Using open sources to identify threat actors
The most common uses of open sources are specialised and technical, and in turn enable the collection of new technical data. However, these sources can also be used to support the attribution of cyber-attacks – in other words, to identify the organisations or individuals contributing to cyber-attacks – and thus provide strategic intelligence.
The exfiltrated data provided by grey sources often contains information that is useful for attribution. For example, a leak of Chinese documents in February 2024 contained a network address that made it possible in retrospect to attribute the “Poison Carp” cyber-attacks, which targeted the Tibetan community, to the Chinese company I-Soon. In 2016, data leaks exposed in 2015 and containing presentation documents for the “Pegasus” tool from the NSO Group made it possible to attribute a cyber-attack against a dissident to the United Arab Emirates. Back in 2013, data recovered by Edward Snowden had already made it possible to attribute computer attacks targeting Europe to the American NSA.
Technical sources contain equally valuable attribution data. In 2015, public records of Internet names made it possible to determine that “CyberCaliphate”, allegedly affiliated to the terrorist organisation ISIS and responsible for the computer attacks on TV5Monde, was in fact certainly a front for Russian military intelligence. Such name registrations have also betrayed other malicious actors on several occasions, and combined with information presented on social networks, even regularly make it possible to identify individuals contributing to computer attacks, as in the case of “Mr WU”, a member of the Chinese group APT3, identified in 2017. In 2022, an Austrian company marketing computer attack services was betrayed by an attack testing infrastructure hosted on the Internet in its name. Analysis of the tools deployed by this company even enabled me to identify the author of a malicious code: rare names present in the tools also existed in the source code made public that had been published on the Internet by an individual.
Information that is useful for attribution and available from open sources is sometimes not sufficient on its own, and is only useful as a complement to private information.

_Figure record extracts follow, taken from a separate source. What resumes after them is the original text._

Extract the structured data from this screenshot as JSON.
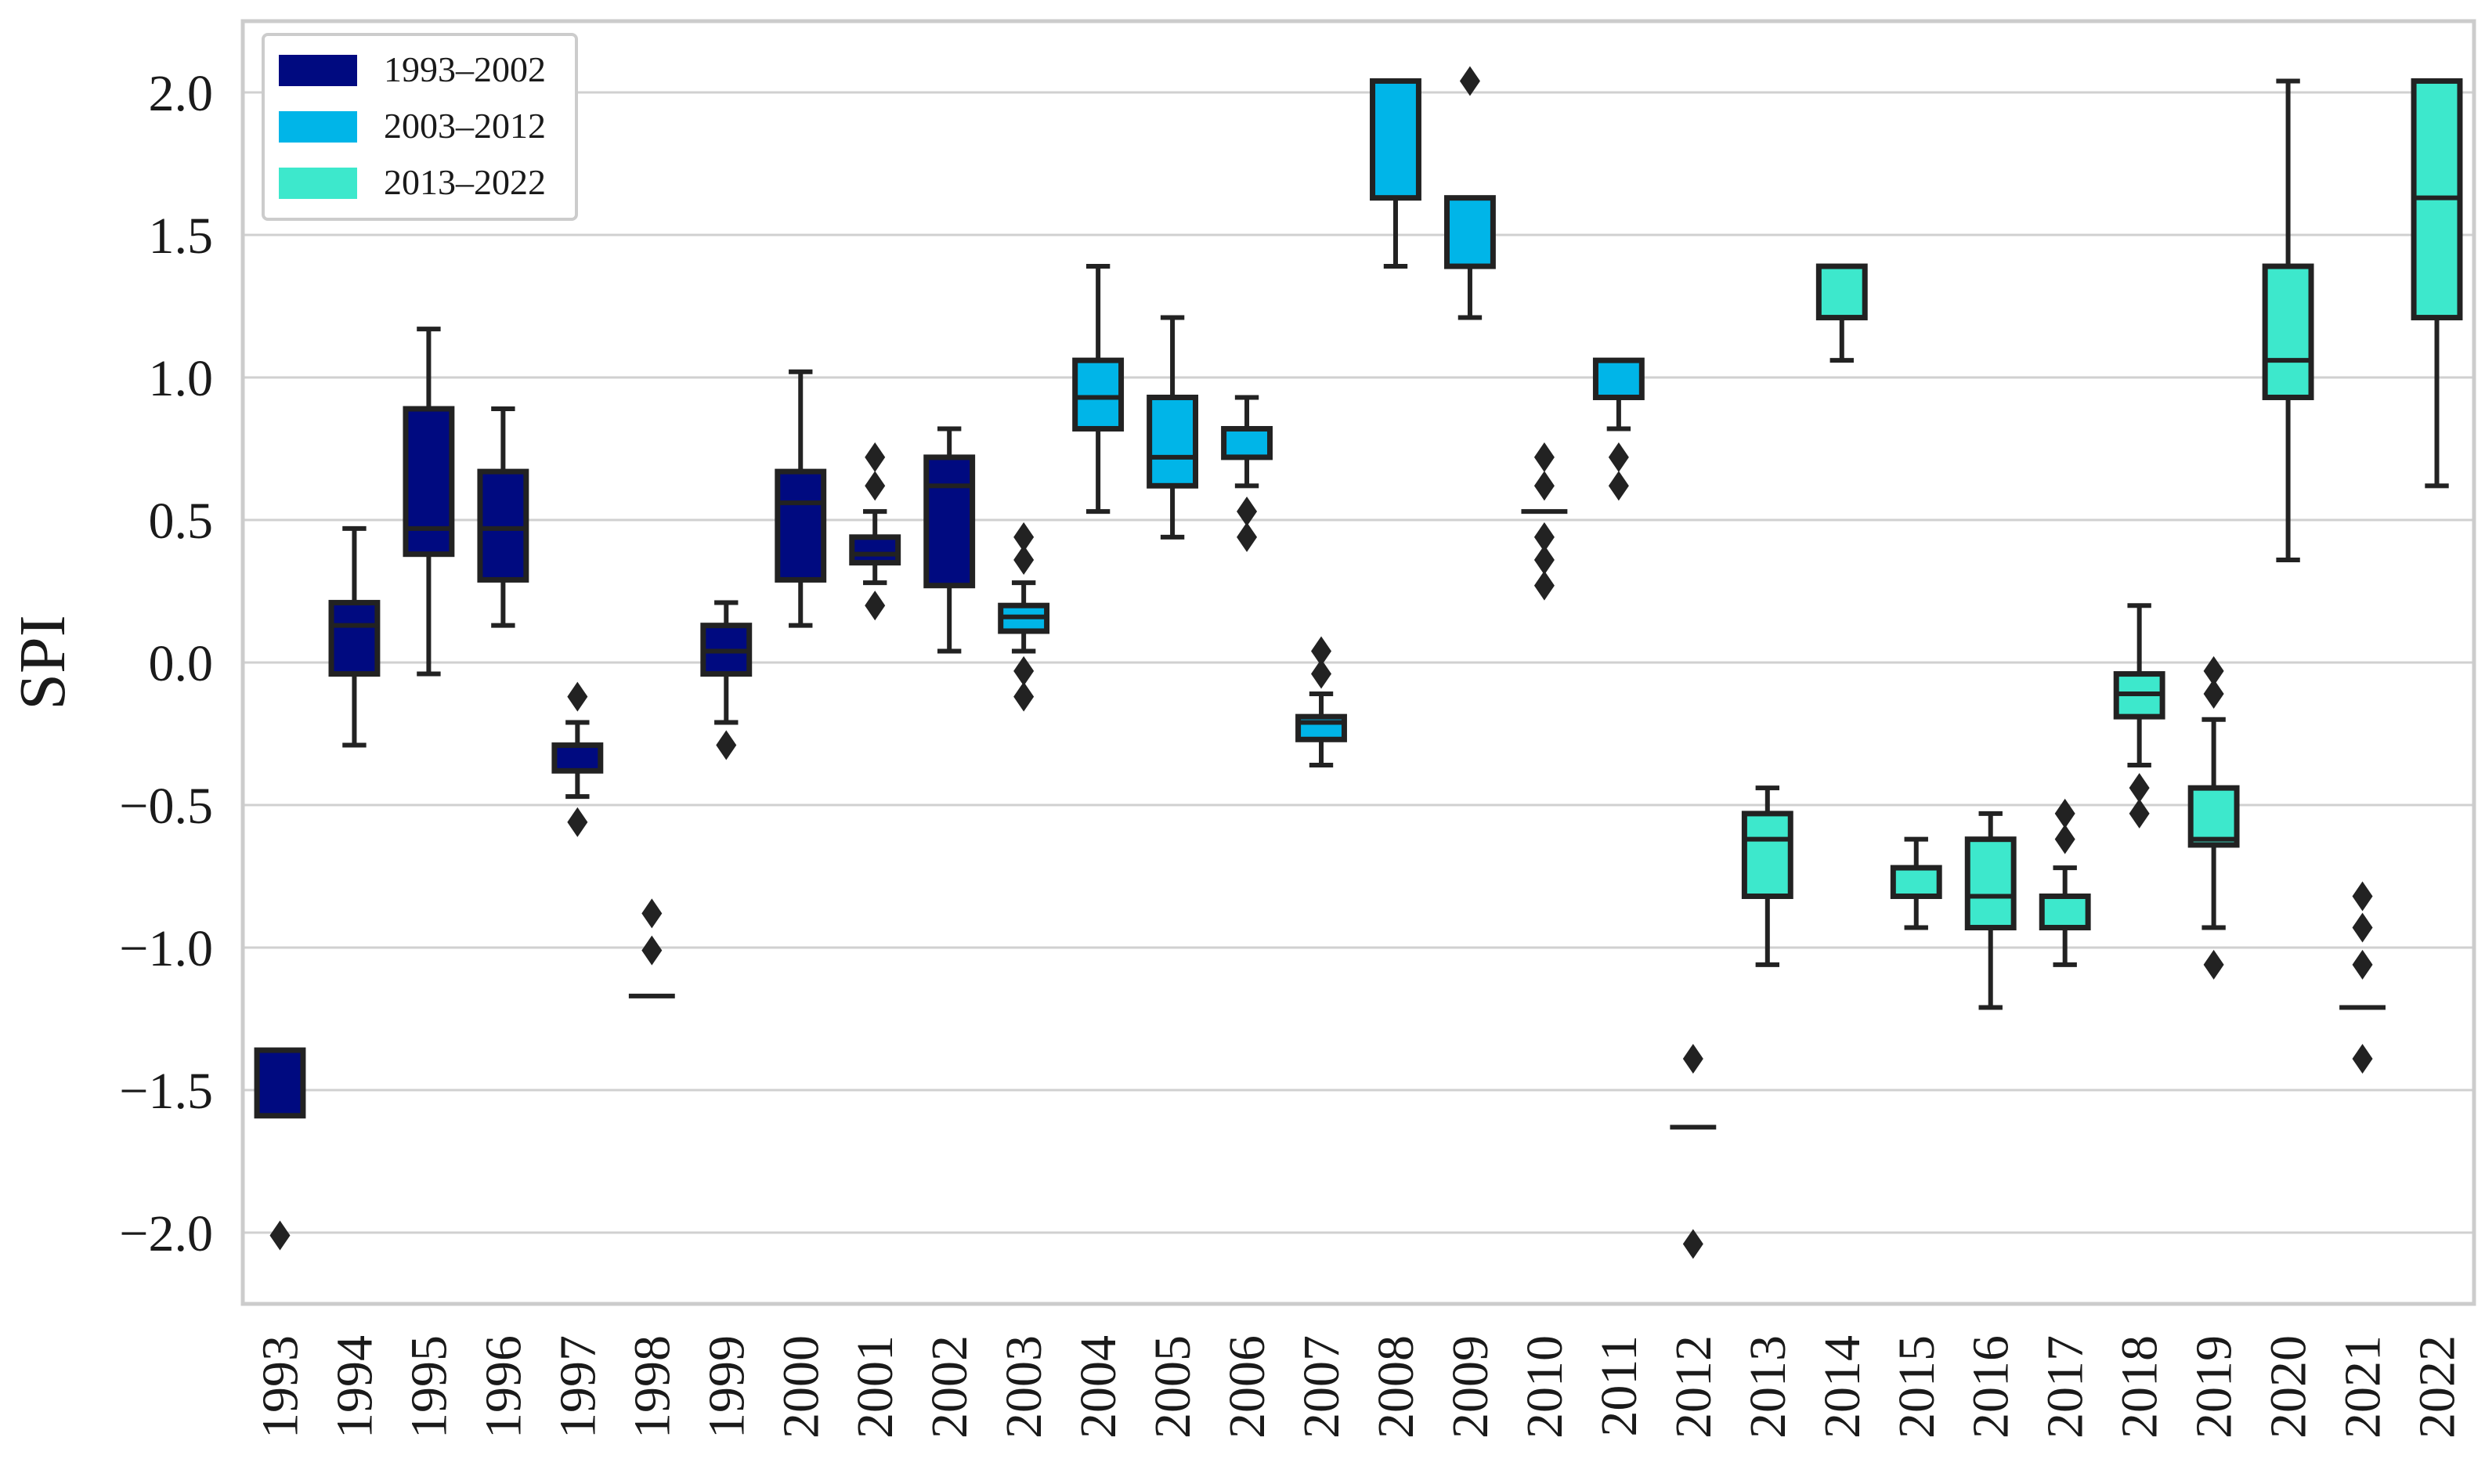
{
  "chart_data": {
    "type": "box",
    "title": "",
    "xlabel": "",
    "ylabel": "SPI",
    "ylim": [
      -2.25,
      2.25
    ],
    "yticks": [
      -2.0,
      -1.5,
      -1.0,
      -0.5,
      0.0,
      0.5,
      1.0,
      1.5,
      2.0
    ],
    "ytick_labels": [
      "−2.0",
      "−1.5",
      "−1.0",
      "−0.5",
      "0.0",
      "0.5",
      "1.0",
      "1.5",
      "2.0"
    ],
    "grid": "horizontal",
    "legend_position": "top-left",
    "colors": {
      "1993–2002": "#000a80",
      "2003–2012": "#00b5e8",
      "2013–2022": "#3de8cc"
    },
    "series": [
      {
        "name": "1993–2002",
        "color": "#000a80"
      },
      {
        "name": "2003–2012",
        "color": "#00b5e8"
      },
      {
        "name": "2013–2022",
        "color": "#3de8cc"
      }
    ],
    "boxes": [
      {
        "year": "1993",
        "group": 0,
        "q1": -1.59,
        "median": -1.59,
        "q3": -1.36,
        "whisker_low": -1.59,
        "whisker_high": -1.36,
        "fliers": [
          -2.01
        ]
      },
      {
        "year": "1994",
        "group": 0,
        "q1": -0.04,
        "median": 0.13,
        "q3": 0.21,
        "whisker_low": -0.29,
        "whisker_high": 0.47,
        "fliers": []
      },
      {
        "year": "1995",
        "group": 0,
        "q1": 0.38,
        "median": 0.47,
        "q3": 0.89,
        "whisker_low": -0.04,
        "whisker_high": 1.17,
        "fliers": []
      },
      {
        "year": "1996",
        "group": 0,
        "q1": 0.29,
        "median": 0.47,
        "q3": 0.67,
        "whisker_low": 0.13,
        "whisker_high": 0.89,
        "fliers": []
      },
      {
        "year": "1997",
        "group": 0,
        "q1": -0.38,
        "median": -0.38,
        "q3": -0.29,
        "whisker_low": -0.47,
        "whisker_high": -0.21,
        "fliers": [
          -0.12,
          -0.56
        ]
      },
      {
        "year": "1998",
        "group": 0,
        "q1": -1.17,
        "median": -1.17,
        "q3": -1.17,
        "whisker_low": -1.17,
        "whisker_high": -1.17,
        "fliers": [
          -0.88,
          -1.01
        ]
      },
      {
        "year": "1999",
        "group": 0,
        "q1": -0.04,
        "median": 0.04,
        "q3": 0.13,
        "whisker_low": -0.21,
        "whisker_high": 0.21,
        "fliers": [
          -0.29
        ]
      },
      {
        "year": "2000",
        "group": 0,
        "q1": 0.29,
        "median": 0.56,
        "q3": 0.67,
        "whisker_low": 0.13,
        "whisker_high": 1.02,
        "fliers": []
      },
      {
        "year": "2001",
        "group": 0,
        "q1": 0.35,
        "median": 0.38,
        "q3": 0.44,
        "whisker_low": 0.28,
        "whisker_high": 0.53,
        "fliers": [
          0.72,
          0.62,
          0.2
        ]
      },
      {
        "year": "2002",
        "group": 0,
        "q1": 0.27,
        "median": 0.62,
        "q3": 0.72,
        "whisker_low": 0.04,
        "whisker_high": 0.82,
        "fliers": []
      },
      {
        "year": "2003",
        "group": 1,
        "q1": 0.11,
        "median": 0.16,
        "q3": 0.2,
        "whisker_low": 0.04,
        "whisker_high": 0.28,
        "fliers": [
          0.44,
          0.36,
          -0.03,
          -0.12
        ]
      },
      {
        "year": "2004",
        "group": 1,
        "q1": 0.82,
        "median": 0.93,
        "q3": 1.06,
        "whisker_low": 0.53,
        "whisker_high": 1.39,
        "fliers": []
      },
      {
        "year": "2005",
        "group": 1,
        "q1": 0.62,
        "median": 0.72,
        "q3": 0.93,
        "whisker_low": 0.44,
        "whisker_high": 1.21,
        "fliers": []
      },
      {
        "year": "2006",
        "group": 1,
        "q1": 0.72,
        "median": 0.82,
        "q3": 0.82,
        "whisker_low": 0.62,
        "whisker_high": 0.93,
        "fliers": [
          0.53,
          0.44
        ]
      },
      {
        "year": "2007",
        "group": 1,
        "q1": -0.27,
        "median": -0.21,
        "q3": -0.19,
        "whisker_low": -0.36,
        "whisker_high": -0.11,
        "fliers": [
          0.04,
          -0.04
        ]
      },
      {
        "year": "2008",
        "group": 1,
        "q1": 1.63,
        "median": 2.04,
        "q3": 2.04,
        "whisker_low": 1.39,
        "whisker_high": 2.04,
        "fliers": []
      },
      {
        "year": "2009",
        "group": 1,
        "q1": 1.39,
        "median": 1.39,
        "q3": 1.63,
        "whisker_low": 1.21,
        "whisker_high": 1.63,
        "fliers": [
          2.04
        ]
      },
      {
        "year": "2010",
        "group": 1,
        "q1": 0.53,
        "median": 0.53,
        "q3": 0.53,
        "whisker_low": 0.53,
        "whisker_high": 0.53,
        "fliers": [
          0.72,
          0.62,
          0.44,
          0.36,
          0.27
        ]
      },
      {
        "year": "2011",
        "group": 1,
        "q1": 0.93,
        "median": 1.06,
        "q3": 1.06,
        "whisker_low": 0.82,
        "whisker_high": 1.06,
        "fliers": [
          0.72,
          0.62
        ]
      },
      {
        "year": "2012",
        "group": 1,
        "q1": -1.63,
        "median": -1.63,
        "q3": -1.63,
        "whisker_low": -1.63,
        "whisker_high": -1.63,
        "fliers": [
          -1.39,
          -2.04
        ]
      },
      {
        "year": "2013",
        "group": 2,
        "q1": -0.82,
        "median": -0.62,
        "q3": -0.53,
        "whisker_low": -1.06,
        "whisker_high": -0.44,
        "fliers": []
      },
      {
        "year": "2014",
        "group": 2,
        "q1": 1.21,
        "median": 1.39,
        "q3": 1.39,
        "whisker_low": 1.06,
        "whisker_high": 1.39,
        "fliers": []
      },
      {
        "year": "2015",
        "group": 2,
        "q1": -0.82,
        "median": -0.72,
        "q3": -0.72,
        "whisker_low": -0.93,
        "whisker_high": -0.62,
        "fliers": []
      },
      {
        "year": "2016",
        "group": 2,
        "q1": -0.93,
        "median": -0.82,
        "q3": -0.62,
        "whisker_low": -1.21,
        "whisker_high": -0.53,
        "fliers": []
      },
      {
        "year": "2017",
        "group": 2,
        "q1": -0.93,
        "median": -0.82,
        "q3": -0.82,
        "whisker_low": -1.06,
        "whisker_high": -0.72,
        "fliers": [
          -0.53,
          -0.62
        ]
      },
      {
        "year": "2018",
        "group": 2,
        "q1": -0.19,
        "median": -0.11,
        "q3": -0.04,
        "whisker_low": -0.36,
        "whisker_high": 0.2,
        "fliers": [
          -0.44,
          -0.53
        ]
      },
      {
        "year": "2019",
        "group": 2,
        "q1": -0.64,
        "median": -0.62,
        "q3": -0.44,
        "whisker_low": -0.93,
        "whisker_high": -0.2,
        "fliers": [
          -0.03,
          -0.11,
          -1.06
        ]
      },
      {
        "year": "2020",
        "group": 2,
        "q1": 0.93,
        "median": 1.06,
        "q3": 1.39,
        "whisker_low": 0.36,
        "whisker_high": 2.04,
        "fliers": []
      },
      {
        "year": "2021",
        "group": 2,
        "q1": -1.21,
        "median": -1.21,
        "q3": -1.21,
        "whisker_low": -1.21,
        "whisker_high": -1.21,
        "fliers": [
          -0.82,
          -0.93,
          -1.06,
          -1.39
        ]
      },
      {
        "year": "2022",
        "group": 2,
        "q1": 1.21,
        "median": 1.63,
        "q3": 2.04,
        "whisker_low": 0.62,
        "whisker_high": 2.04,
        "fliers": []
      }
    ]
  }
}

For example, in 2018, it was possible to attribute computer attacks targeting mobile phones to a Lebanese intelligence service. It was the combination of private information obtained by a security company on mobile phones and geolocation information on WiFi access points available from open sources that enabled the first tests of the attack tools to be linked to a government building.
Ironically, open sources are exploited by attackers to prepare or carry out computer attacks: in OSINT territory at least, attackers and defenders are playing on equal terms.
[1] Open sources constitute an overall unstructured collection, i.e. the format of which varies and may be locally undefined.
[2] We deliberately ignore hereafter all open sources exclusively exposed on physical media (libraries, archives, registers, etc.). Although they are likely to be exploited, the interest/difficulty ratio is too often unfavourable in our case compared with sources accessible via the Internet. In fact, the trend is to digitise these physical sources and then display them on the Internet.